The task of reaching a positive outcome fell to executive director, Donald Fehr and his assistant Gene Orza representing the union, with Commissioner Bud Selig and MLB President, Paul Beeston on the side of ownership. Beeston’s huge personality was a major factor in the success of the final collaboration between bitter adversaries. Plans quickly came together for a first WBC, announced at the all-star break in 2005 to be played at spring training, 2006. This event has strong meaning for both the players and the MLB head office in New York. As their contribution, all MLB teams are strongly encouraged to allow players to represent their countries, but many young players deep-down feel they need to stay in camp and fight for a job. They feel their organization will penalize them. It seems Canada’s thin line of talented young major-leaguers is constantly plagued by that mindset.
1-Tournament Timing: Sure, early March, in the heart of ramping up spring training preparation, is not ideal timing for anyone, but it’s the best common-ground for MLB teams, for the Asian leagues in Japan, Korea and Taiwan and also for Caribbean nations, who are coming off of a full winter-league season and are in the best game shape of them all. There are not many other options to consider unless it was to become a Winter Olympics event like basketball morphed to the Summer Games.
2-Deep Dive to Improving Pools: In an attempt to demonstrate the growth of the sport around the world, WBC organizers added four extra countries between 2017 and 2023 -- Great Britain, Czech Republic, Panama and Nicaragua. Throw in a struggling China and you have five teams that are a combined 4-15, with one game remaining. Those struggles against the established big-boy baseball countries create a difficult task for those secondary federations to go back to governments and ask for more money to build their programs. There must be some creative solutions.

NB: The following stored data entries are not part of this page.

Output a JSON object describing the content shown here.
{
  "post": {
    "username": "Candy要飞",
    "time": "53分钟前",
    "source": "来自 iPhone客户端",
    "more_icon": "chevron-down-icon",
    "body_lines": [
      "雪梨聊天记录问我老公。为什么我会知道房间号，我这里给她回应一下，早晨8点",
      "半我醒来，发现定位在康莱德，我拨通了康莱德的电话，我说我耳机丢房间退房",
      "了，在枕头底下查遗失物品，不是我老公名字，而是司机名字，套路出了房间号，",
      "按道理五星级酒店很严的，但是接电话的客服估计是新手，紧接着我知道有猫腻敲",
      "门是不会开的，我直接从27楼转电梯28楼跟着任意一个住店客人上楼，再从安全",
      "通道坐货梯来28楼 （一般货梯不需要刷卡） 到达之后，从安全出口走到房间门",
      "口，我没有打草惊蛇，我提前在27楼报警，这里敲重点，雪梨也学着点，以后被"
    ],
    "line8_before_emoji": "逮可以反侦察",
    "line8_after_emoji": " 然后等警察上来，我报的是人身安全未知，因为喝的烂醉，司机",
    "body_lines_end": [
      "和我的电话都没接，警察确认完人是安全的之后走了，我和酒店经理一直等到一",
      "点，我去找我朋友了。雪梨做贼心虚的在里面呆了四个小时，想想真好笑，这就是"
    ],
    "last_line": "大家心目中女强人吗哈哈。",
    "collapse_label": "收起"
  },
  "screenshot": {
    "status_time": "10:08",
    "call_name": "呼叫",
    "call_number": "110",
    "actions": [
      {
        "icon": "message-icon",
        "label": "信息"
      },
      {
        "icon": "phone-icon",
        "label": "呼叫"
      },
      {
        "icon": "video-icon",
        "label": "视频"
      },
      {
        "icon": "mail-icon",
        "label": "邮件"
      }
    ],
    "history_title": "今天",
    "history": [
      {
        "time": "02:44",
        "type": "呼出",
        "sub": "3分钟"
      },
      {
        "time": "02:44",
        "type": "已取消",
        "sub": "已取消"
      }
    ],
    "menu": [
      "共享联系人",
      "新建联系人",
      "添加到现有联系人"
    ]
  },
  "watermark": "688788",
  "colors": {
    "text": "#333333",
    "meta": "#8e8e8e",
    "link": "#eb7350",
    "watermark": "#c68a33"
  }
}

One idea is to gerrymander the pools to create more equal competition for the also-rans. Current rules feature four pools of five teams, with the top two after four games of a round-robin advancing to the quarter finals, becoming the Elite Eight. How about if the four new qualifiers, plus China for the next WBC, were included in their own Pool. Have those games hosted in Central America, perhaps Panama. All teams in that pool would then become competitive in their round-robin, allowing fans at home to enjoy the telecasts and get fired up for the results. The pool of all qualifiers would only send one team to the quarterfinals, with the other playoff country being the best third-place record (with tiebreakers) from the three other groups, a wild-card.
In the meantime, it becomes more and more obvious with this WBC, despite huge flaws, the concept is working and baseball is making inroads on a global basis.
I don’t follow MLB as much as I did, and am not quite sure of how players are selected for their respective countries at the WBC, but why is Freddie Freeman on Team Canada? What is his link to the Great White North?